The White House and federal officials, working around-the-clock with railroad unions and railway companies, late Wednesday struck a tentative deal ahead of a Friday deadline to avert a rail strike that threatened massive disruption and price hikes across the United States.

President Biden announced the news in a statement this morning. The president had been weighing an emergency decree and Congress had discussed its powers to act if the unions and companies could not agree before the deadline. Biden called in around 9 p.m. Wednesday as 20 hours of talks were underway, according to The New York Times.

The tentative deal affecting more than 100,000 workers must be ratified by the union members, who agreed not to strike in the interim. 

Negotiating parties agreed to a “post-ratification cooling off period” of several weeks, to ensure that if a vote fails for any reason, there will not be an immediate rail shutdown, CBS News reported.

“The tentative agreement reached tonight is an important win for our economy and the American people,” the president said, calling it “a win for tens of thousands of rail workers who worked tirelessly through the pandemic.”
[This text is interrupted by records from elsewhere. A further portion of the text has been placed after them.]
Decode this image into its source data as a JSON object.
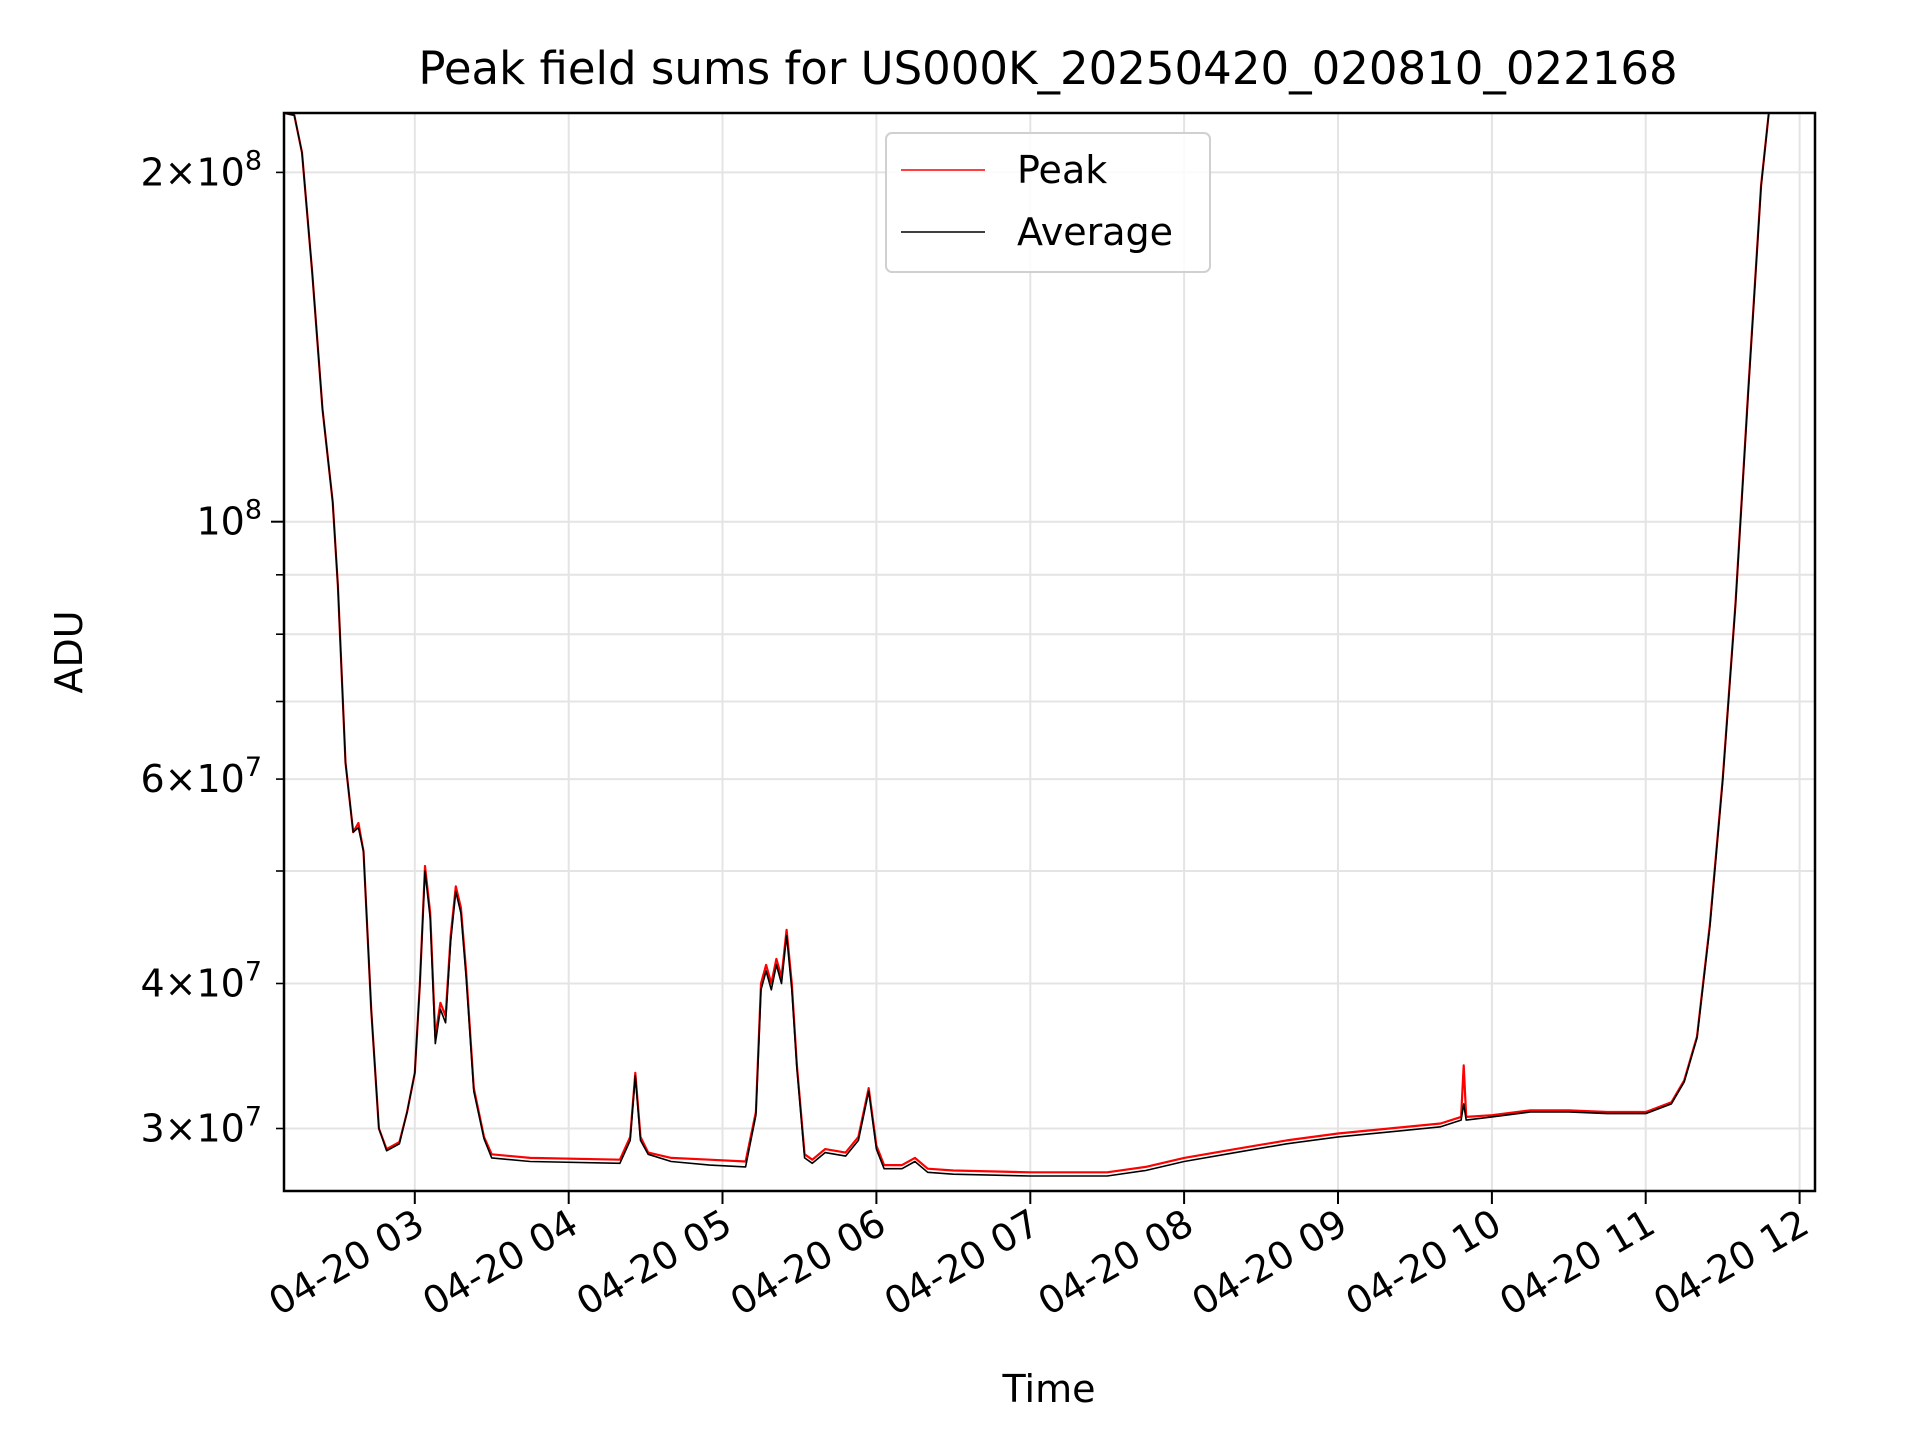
{
  "chart_data": {
    "type": "line",
    "title": "Peak field sums for US000K_20250420_020810_022168",
    "xlabel": "Time",
    "ylabel": "ADU",
    "yscale": "log",
    "ylim": [
      26500000,
      225000000
    ],
    "xlim": [
      "04-20 02:09",
      "04-20 12:06"
    ],
    "grid": true,
    "legend_position": "upper center",
    "x_ticks": [
      "04-20 03",
      "04-20 04",
      "04-20 05",
      "04-20 06",
      "04-20 07",
      "04-20 08",
      "04-20 09",
      "04-20 10",
      "04-20 11",
      "04-20 12"
    ],
    "y_ticks": [
      {
        "value": 30000000,
        "mant": "3",
        "exp": "7"
      },
      {
        "value": 40000000,
        "mant": "4",
        "exp": "7"
      },
      {
        "value": 60000000,
        "mant": "6",
        "exp": "7"
      },
      {
        "value": 100000000,
        "mant": "",
        "exp": "8"
      },
      {
        "value": 200000000,
        "mant": "2",
        "exp": "8"
      }
    ],
    "series": [
      {
        "name": "Peak",
        "color": "#ff0000",
        "points": [
          [
            "04-20 02:09",
            225000000
          ],
          [
            "04-20 02:13",
            224000000
          ],
          [
            "04-20 02:16",
            208000000
          ],
          [
            "04-20 02:20",
            164000000
          ],
          [
            "04-20 02:24",
            125000000
          ],
          [
            "04-20 02:28",
            104000000
          ],
          [
            "04-20 02:30",
            88000000
          ],
          [
            "04-20 02:33",
            62000000
          ],
          [
            "04-20 02:36",
            54000000
          ],
          [
            "04-20 02:38",
            55000000
          ],
          [
            "04-20 02:40",
            52000000
          ],
          [
            "04-20 02:43",
            38000000
          ],
          [
            "04-20 02:46",
            30000000
          ],
          [
            "04-20 02:49",
            28800000
          ],
          [
            "04-20 02:54",
            29200000
          ],
          [
            "04-20 02:57",
            31000000
          ],
          [
            "04-20 03:00",
            33500000
          ],
          [
            "04-20 03:02",
            40000000
          ],
          [
            "04-20 03:04",
            50500000
          ],
          [
            "04-20 03:06",
            46000000
          ],
          [
            "04-20 03:08",
            36000000
          ],
          [
            "04-20 03:10",
            38500000
          ],
          [
            "04-20 03:12",
            37500000
          ],
          [
            "04-20 03:14",
            44000000
          ],
          [
            "04-20 03:16",
            48500000
          ],
          [
            "04-20 03:18",
            46500000
          ],
          [
            "04-20 03:20",
            41000000
          ],
          [
            "04-20 03:23",
            32500000
          ],
          [
            "04-20 03:27",
            29500000
          ],
          [
            "04-20 03:30",
            28500000
          ],
          [
            "04-20 03:45",
            28300000
          ],
          [
            "04-20 04:20",
            28200000
          ],
          [
            "04-20 04:24",
            29500000
          ],
          [
            "04-20 04:26",
            33500000
          ],
          [
            "04-20 04:28",
            29500000
          ],
          [
            "04-20 04:31",
            28600000
          ],
          [
            "04-20 04:40",
            28300000
          ],
          [
            "04-20 04:55",
            28200000
          ],
          [
            "04-20 05:09",
            28100000
          ],
          [
            "04-20 05:13",
            31000000
          ],
          [
            "04-20 05:15",
            40000000
          ],
          [
            "04-20 05:17",
            41500000
          ],
          [
            "04-20 05:19",
            40000000
          ],
          [
            "04-20 05:21",
            42000000
          ],
          [
            "04-20 05:23",
            40500000
          ],
          [
            "04-20 05:25",
            44500000
          ],
          [
            "04-20 05:27",
            40000000
          ],
          [
            "04-20 05:29",
            34000000
          ],
          [
            "04-20 05:32",
            28500000
          ],
          [
            "04-20 05:35",
            28200000
          ],
          [
            "04-20 05:40",
            28800000
          ],
          [
            "04-20 05:48",
            28600000
          ],
          [
            "04-20 05:53",
            29500000
          ],
          [
            "04-20 05:57",
            32500000
          ],
          [
            "04-20 06:00",
            29000000
          ],
          [
            "04-20 06:03",
            27900000
          ],
          [
            "04-20 06:10",
            27900000
          ],
          [
            "04-20 06:15",
            28300000
          ],
          [
            "04-20 06:20",
            27700000
          ],
          [
            "04-20 06:30",
            27600000
          ],
          [
            "04-20 07:00",
            27500000
          ],
          [
            "04-20 07:30",
            27500000
          ],
          [
            "04-20 07:45",
            27800000
          ],
          [
            "04-20 08:00",
            28300000
          ],
          [
            "04-20 08:20",
            28800000
          ],
          [
            "04-20 08:40",
            29300000
          ],
          [
            "04-20 09:00",
            29700000
          ],
          [
            "04-20 09:20",
            30000000
          ],
          [
            "04-20 09:40",
            30300000
          ],
          [
            "04-20 09:48",
            30700000
          ],
          [
            "04-20 09:49",
            34000000
          ],
          [
            "04-20 09:50",
            30700000
          ],
          [
            "04-20 10:00",
            30800000
          ],
          [
            "04-20 10:15",
            31100000
          ],
          [
            "04-20 10:30",
            31100000
          ],
          [
            "04-20 10:45",
            31000000
          ],
          [
            "04-20 11:00",
            31000000
          ],
          [
            "04-20 11:10",
            31600000
          ],
          [
            "04-20 11:15",
            33000000
          ],
          [
            "04-20 11:20",
            36000000
          ],
          [
            "04-20 11:25",
            45000000
          ],
          [
            "04-20 11:30",
            60000000
          ],
          [
            "04-20 11:35",
            85000000
          ],
          [
            "04-20 11:40",
            130000000
          ],
          [
            "04-20 11:45",
            195000000
          ],
          [
            "04-20 11:48",
            225000000
          ]
        ]
      },
      {
        "name": "Average",
        "color": "#000000",
        "points": [
          [
            "04-20 02:09",
            225000000
          ],
          [
            "04-20 02:13",
            224000000
          ],
          [
            "04-20 02:16",
            208000000
          ],
          [
            "04-20 02:20",
            164000000
          ],
          [
            "04-20 02:24",
            125000000
          ],
          [
            "04-20 02:28",
            104000000
          ],
          [
            "04-20 02:30",
            88000000
          ],
          [
            "04-20 02:33",
            62000000
          ],
          [
            "04-20 02:36",
            54000000
          ],
          [
            "04-20 02:38",
            54500000
          ],
          [
            "04-20 02:40",
            52000000
          ],
          [
            "04-20 02:43",
            38000000
          ],
          [
            "04-20 02:46",
            30000000
          ],
          [
            "04-20 02:49",
            28700000
          ],
          [
            "04-20 02:54",
            29100000
          ],
          [
            "04-20 02:57",
            31000000
          ],
          [
            "04-20 03:00",
            33500000
          ],
          [
            "04-20 03:02",
            40000000
          ],
          [
            "04-20 03:04",
            50000000
          ],
          [
            "04-20 03:06",
            45500000
          ],
          [
            "04-20 03:08",
            35500000
          ],
          [
            "04-20 03:10",
            38000000
          ],
          [
            "04-20 03:12",
            37000000
          ],
          [
            "04-20 03:14",
            43500000
          ],
          [
            "04-20 03:16",
            48000000
          ],
          [
            "04-20 03:18",
            46000000
          ],
          [
            "04-20 03:20",
            40500000
          ],
          [
            "04-20 03:23",
            32300000
          ],
          [
            "04-20 03:27",
            29400000
          ],
          [
            "04-20 03:30",
            28300000
          ],
          [
            "04-20 03:45",
            28100000
          ],
          [
            "04-20 04:20",
            28000000
          ],
          [
            "04-20 04:24",
            29300000
          ],
          [
            "04-20 04:26",
            33300000
          ],
          [
            "04-20 04:28",
            29300000
          ],
          [
            "04-20 04:31",
            28500000
          ],
          [
            "04-20 04:40",
            28100000
          ],
          [
            "04-20 04:55",
            27900000
          ],
          [
            "04-20 05:09",
            27800000
          ],
          [
            "04-20 05:13",
            30800000
          ],
          [
            "04-20 05:15",
            39500000
          ],
          [
            "04-20 05:17",
            41000000
          ],
          [
            "04-20 05:19",
            39500000
          ],
          [
            "04-20 05:21",
            41500000
          ],
          [
            "04-20 05:23",
            40000000
          ],
          [
            "04-20 05:25",
            44000000
          ],
          [
            "04-20 05:27",
            39500000
          ],
          [
            "04-20 05:29",
            33800000
          ],
          [
            "04-20 05:32",
            28300000
          ],
          [
            "04-20 05:35",
            28000000
          ],
          [
            "04-20 05:40",
            28600000
          ],
          [
            "04-20 05:48",
            28400000
          ],
          [
            "04-20 05:53",
            29300000
          ],
          [
            "04-20 05:57",
            32300000
          ],
          [
            "04-20 06:00",
            28800000
          ],
          [
            "04-20 06:03",
            27700000
          ],
          [
            "04-20 06:10",
            27700000
          ],
          [
            "04-20 06:15",
            28100000
          ],
          [
            "04-20 06:20",
            27500000
          ],
          [
            "04-20 06:30",
            27400000
          ],
          [
            "04-20 07:00",
            27300000
          ],
          [
            "04-20 07:30",
            27300000
          ],
          [
            "04-20 07:45",
            27600000
          ],
          [
            "04-20 08:00",
            28100000
          ],
          [
            "04-20 08:20",
            28600000
          ],
          [
            "04-20 08:40",
            29100000
          ],
          [
            "04-20 09:00",
            29500000
          ],
          [
            "04-20 09:20",
            29800000
          ],
          [
            "04-20 09:40",
            30100000
          ],
          [
            "04-20 09:48",
            30500000
          ],
          [
            "04-20 09:49",
            31500000
          ],
          [
            "04-20 09:50",
            30500000
          ],
          [
            "04-20 10:00",
            30700000
          ],
          [
            "04-20 10:15",
            31000000
          ],
          [
            "04-20 10:30",
            31000000
          ],
          [
            "04-20 10:45",
            30900000
          ],
          [
            "04-20 11:00",
            30900000
          ],
          [
            "04-20 11:10",
            31500000
          ],
          [
            "04-20 11:15",
            32900000
          ],
          [
            "04-20 11:20",
            35900000
          ],
          [
            "04-20 11:25",
            44800000
          ],
          [
            "04-20 11:30",
            59800000
          ],
          [
            "04-20 11:35",
            84800000
          ],
          [
            "04-20 11:40",
            129500000
          ],
          [
            "04-20 11:45",
            194500000
          ],
          [
            "04-20 11:48",
            225000000
          ]
        ]
      }
    ]
  }
}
“These rail workers will get better pay, improved working conditions, and peace of mind around their health care costs: all hard-earned,” he said. And railway companies will benefit, he added, by being “able to retain and recruit more workers for an industry that will continue to be part of the backbone of the American economy for decades to come.”

A 30-day moratorium that had so far forestalled a strike was set to end Friday for members of the two largest U.S. freight rail unions, the Brotherhood of Locomotive Engineers and Trainmen, or BLET, and SMART Transportation Division.Both had yet to reach deals with rail carriers, which had struck or were close to reaching tentative agreements with the other 10 of the country’s 12 rail unions.

A rail strike could have cost an estimated $2 billion a day and the risk of a shutdown had already disrupted shipments of agricultural products and chemicals, and would have slowed delivery of everything from new cars, coal and oil to consumer goods.

The possibility of a work stoppage forced Amtrak on Wednesday to preemptively cancel long-distance rail services beginning today on tracks owned and maintained by freight rail companies, with exceptions for the Northeast’s commuting corridor between Washington, D.C., and Boston because Amtrak owns those tracks (Bloomberg News).

Labor Secretary Marty Walsh, a former union leader heavily involved for weeks in the back-and-forth and all throughout Wednesday’s talks, used Twitter this morning to announce without details that “following more than 20 consecutive hours of negotiations at @USDOL, the rail companies and union negotiators came to a tentative agreement that balances the needs of workers, businesses, and our nation’s economy. The Biden Administration applauds all parties for reaching this hard-fought, mutually beneficial deal. Our rail system is integral to our supply chain, and a disruption would have had catastrophic impacts on industries, travelers and families across the country.”

Here are five major points in the agreement:

Time off for medical appointments

In the agreement, workers would be allowed to take time off for medical appointments without being penalized. This was a key sticking point that held up negotiations.

Leading rail unions warned that their members would not ratify an agreement that didn’t address sick time. 

More time off

Workers were provided voluntarily assigned days off and given one additional paid day off. Rail workers have complained about widespread fatigue and attendance policies that complicate their ability to take time off for any reason.

Block health care hikes

The agreement blocks increases to health care copays and deductibles, a big get for workers. Unions said that the measure took 20 hours of negotiation to secure.

Two-person crews

The deal protects two-person crews for the indefinite future, another top priority for workers who said that they faced increased safety risks by being forced to operate trains solo.

Pay raises

Workers will receive 24 percent raises over five years, back pay and cash bonuses. These terms were similar to those recommended by a White House-appointed board on the matter last month.

The deal will now go to union members for a vote. Workers had pledged to vote down a contract based on the presidential board’s guidance because it didn’t address their concerns about unsafe working conditions and insufficient sick leave.